Others working on the issues of flight were wealthy or government-funded: Ader, Maxim, Langley and Santos-Dumont. Samuel Pierpont Langley, the nation's "foremost scientist" had received more than $50,000 in government funds to create his man-carrying Great Langley Aerodrome, which plunged twice into the Potomac River.


The Wright Flyer however, cost less than $1000.00 to build.


The real success of the Wright Flyer was the control mechanisms. Many had experimented with gliders. And so many had crashed because they could not control the machine.


"The brothers' fundamental breakthrough was their invention of three-axis control, which enabled the pilot to steer the aircraft effectively and to maintain its equilibrium. This method became standard and remains standard on fixed-wing aircraft of all kinds. From the beginning of their aeronautical work, the Wright brothers focused on unlocking the secrets of control to conquer 'the flying problem', rather than developing more powerful engines as some other experimenters did. Their careful wind tunnel tests produced better aeronautical data than any before, enabling them to design and build wings and propellers more effective than any before.
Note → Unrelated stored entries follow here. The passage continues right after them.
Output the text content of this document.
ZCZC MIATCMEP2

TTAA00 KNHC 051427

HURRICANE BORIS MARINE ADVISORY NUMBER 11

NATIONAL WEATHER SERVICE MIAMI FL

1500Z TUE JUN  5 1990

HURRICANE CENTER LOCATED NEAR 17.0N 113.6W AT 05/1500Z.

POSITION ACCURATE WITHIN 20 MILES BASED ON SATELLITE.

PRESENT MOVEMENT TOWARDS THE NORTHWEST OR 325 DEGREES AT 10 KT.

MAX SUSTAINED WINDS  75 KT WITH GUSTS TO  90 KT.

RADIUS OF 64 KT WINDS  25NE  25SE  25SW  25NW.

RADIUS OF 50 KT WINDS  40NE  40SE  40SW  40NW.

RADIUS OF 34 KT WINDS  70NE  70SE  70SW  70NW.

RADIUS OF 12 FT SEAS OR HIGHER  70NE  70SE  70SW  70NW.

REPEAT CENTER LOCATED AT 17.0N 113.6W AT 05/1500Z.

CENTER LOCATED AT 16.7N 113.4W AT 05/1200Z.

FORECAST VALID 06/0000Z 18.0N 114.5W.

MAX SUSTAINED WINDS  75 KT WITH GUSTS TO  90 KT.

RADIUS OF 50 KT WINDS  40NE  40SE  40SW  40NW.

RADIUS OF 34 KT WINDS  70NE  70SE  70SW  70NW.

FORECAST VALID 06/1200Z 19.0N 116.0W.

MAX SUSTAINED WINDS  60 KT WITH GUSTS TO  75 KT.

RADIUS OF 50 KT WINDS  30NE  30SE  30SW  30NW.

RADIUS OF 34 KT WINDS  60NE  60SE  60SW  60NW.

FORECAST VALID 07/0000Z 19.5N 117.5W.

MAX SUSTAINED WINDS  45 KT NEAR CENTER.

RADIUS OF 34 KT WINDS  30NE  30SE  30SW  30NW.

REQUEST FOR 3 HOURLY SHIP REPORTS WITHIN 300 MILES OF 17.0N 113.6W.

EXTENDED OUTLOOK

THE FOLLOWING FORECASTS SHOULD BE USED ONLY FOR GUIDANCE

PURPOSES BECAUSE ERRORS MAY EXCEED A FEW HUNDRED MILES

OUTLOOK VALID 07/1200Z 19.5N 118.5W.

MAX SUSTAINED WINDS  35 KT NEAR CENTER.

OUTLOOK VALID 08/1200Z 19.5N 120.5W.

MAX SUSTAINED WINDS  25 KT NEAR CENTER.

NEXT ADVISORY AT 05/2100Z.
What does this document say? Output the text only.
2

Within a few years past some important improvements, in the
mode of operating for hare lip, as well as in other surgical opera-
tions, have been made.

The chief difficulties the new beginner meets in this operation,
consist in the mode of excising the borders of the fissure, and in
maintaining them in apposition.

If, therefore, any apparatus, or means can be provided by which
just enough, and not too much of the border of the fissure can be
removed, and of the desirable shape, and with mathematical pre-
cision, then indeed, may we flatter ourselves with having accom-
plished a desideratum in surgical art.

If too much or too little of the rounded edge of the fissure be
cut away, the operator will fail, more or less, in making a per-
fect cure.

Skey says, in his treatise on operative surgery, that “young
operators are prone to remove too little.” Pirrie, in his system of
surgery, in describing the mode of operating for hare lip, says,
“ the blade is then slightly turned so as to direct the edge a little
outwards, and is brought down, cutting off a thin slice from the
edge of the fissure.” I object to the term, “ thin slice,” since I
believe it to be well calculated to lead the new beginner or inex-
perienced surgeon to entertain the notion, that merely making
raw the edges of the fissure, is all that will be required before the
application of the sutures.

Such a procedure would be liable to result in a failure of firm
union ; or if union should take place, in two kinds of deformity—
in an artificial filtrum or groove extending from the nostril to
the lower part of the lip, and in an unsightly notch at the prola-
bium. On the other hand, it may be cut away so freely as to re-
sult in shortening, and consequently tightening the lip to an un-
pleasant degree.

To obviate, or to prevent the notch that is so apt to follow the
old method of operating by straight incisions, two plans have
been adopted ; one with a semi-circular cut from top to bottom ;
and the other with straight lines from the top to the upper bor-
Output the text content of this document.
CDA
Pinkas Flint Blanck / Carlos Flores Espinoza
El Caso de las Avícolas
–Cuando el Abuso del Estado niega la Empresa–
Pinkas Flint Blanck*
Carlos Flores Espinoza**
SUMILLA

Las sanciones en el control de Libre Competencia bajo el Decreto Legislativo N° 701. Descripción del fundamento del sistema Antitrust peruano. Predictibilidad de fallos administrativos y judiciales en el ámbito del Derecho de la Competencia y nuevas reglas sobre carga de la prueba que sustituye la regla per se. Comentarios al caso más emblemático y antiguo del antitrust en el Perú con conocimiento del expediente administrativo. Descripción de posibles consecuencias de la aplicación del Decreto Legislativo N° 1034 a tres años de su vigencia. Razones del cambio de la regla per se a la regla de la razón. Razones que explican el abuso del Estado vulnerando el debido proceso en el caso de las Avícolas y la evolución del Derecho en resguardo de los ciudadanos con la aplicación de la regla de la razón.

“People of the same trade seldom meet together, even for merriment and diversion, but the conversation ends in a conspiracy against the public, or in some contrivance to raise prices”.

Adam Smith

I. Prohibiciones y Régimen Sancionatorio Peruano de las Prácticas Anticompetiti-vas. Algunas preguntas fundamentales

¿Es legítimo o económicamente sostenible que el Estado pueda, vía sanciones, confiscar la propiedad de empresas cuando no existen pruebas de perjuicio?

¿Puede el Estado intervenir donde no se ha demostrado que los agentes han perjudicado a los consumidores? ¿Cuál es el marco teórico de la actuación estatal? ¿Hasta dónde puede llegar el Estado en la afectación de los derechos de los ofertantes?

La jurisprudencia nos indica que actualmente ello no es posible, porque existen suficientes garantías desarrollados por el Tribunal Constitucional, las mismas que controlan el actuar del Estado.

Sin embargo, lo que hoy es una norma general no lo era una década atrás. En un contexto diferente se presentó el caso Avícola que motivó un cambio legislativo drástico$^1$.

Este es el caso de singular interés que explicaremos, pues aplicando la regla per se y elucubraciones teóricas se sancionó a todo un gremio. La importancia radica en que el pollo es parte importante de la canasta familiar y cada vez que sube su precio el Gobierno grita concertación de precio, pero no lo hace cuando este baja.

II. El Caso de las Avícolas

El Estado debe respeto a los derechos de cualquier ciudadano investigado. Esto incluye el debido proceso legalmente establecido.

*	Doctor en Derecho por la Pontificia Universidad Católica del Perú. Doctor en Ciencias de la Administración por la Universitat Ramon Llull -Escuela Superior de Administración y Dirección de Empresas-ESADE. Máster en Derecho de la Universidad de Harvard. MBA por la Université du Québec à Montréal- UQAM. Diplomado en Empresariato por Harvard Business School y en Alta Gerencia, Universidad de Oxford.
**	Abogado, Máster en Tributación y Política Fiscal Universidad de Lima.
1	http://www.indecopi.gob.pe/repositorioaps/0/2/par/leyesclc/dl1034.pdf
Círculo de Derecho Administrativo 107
Their U.S. patent 821,393 claims the invention of a system of aerodynamic control that manipulates a flying machine's surfaces."

They did a lot of systematic and scientific testing. Not unlike I do in tech.

Most of their development was to build gliders that could fly and be successfully controlled. They cautiously didn't even man them, but flew them like a kite, controlling them by cords from the ground.

"They built a six-foot wind tunnel in their shop and conducted systematic tests on miniature wings from October to December 1901. … The devices allowed the brothers to balance lift against drag and accurately calculate the performance of each wing. They could also see which wings worked well as they looked through the viewing window in the top of the tunnel."


"The Wrights took a huge step forward and made basic wind tunnel tests on 200 wings of many shapes and airfoil curves, followed by detailed tests on 38 of them. The tests, according to biographer Howard, 'were the most crucial and fruitful aeronautical experiments ever conducted in so short a time with so few materials and at so little expense'. An important discovery was the benefit of longer narrower wings: in aeronautical terms, wings with a larger aspect ratio (wingspan divided by chord—the wing's front-to-back dimension). Such shapes offered much better lift-to-drag ratio than the broader wings the brothers had tried so far."


They questioned the constant for the Smeaton coefficient equation that had been around for 100 years. "The Wrights—and Lilienthal—used the equation to calculate the amount of lift that wings of various sizes would produce. Based on measurements of lift and wind during the 1901 glider's kite and free flights, Wilbur believed (correctly, as tests later showed) that the Smeaton number was very close to 0.0033, not the traditionally used 60 percent larger 0.0054, which would exaggerate predicted lift."

Smart! And truly scientific. Look at the data, and make inferences from the data. Not the other way around: attempting to make the data fit a preconceived notion.

I doubt any venture capitalist would fund them today. The Wright Brothers don't fit the "profile": a masters degree and a consistent history of other business and career successes.


Yet, they successfully developed one of the most important and influential inventions of the modern world.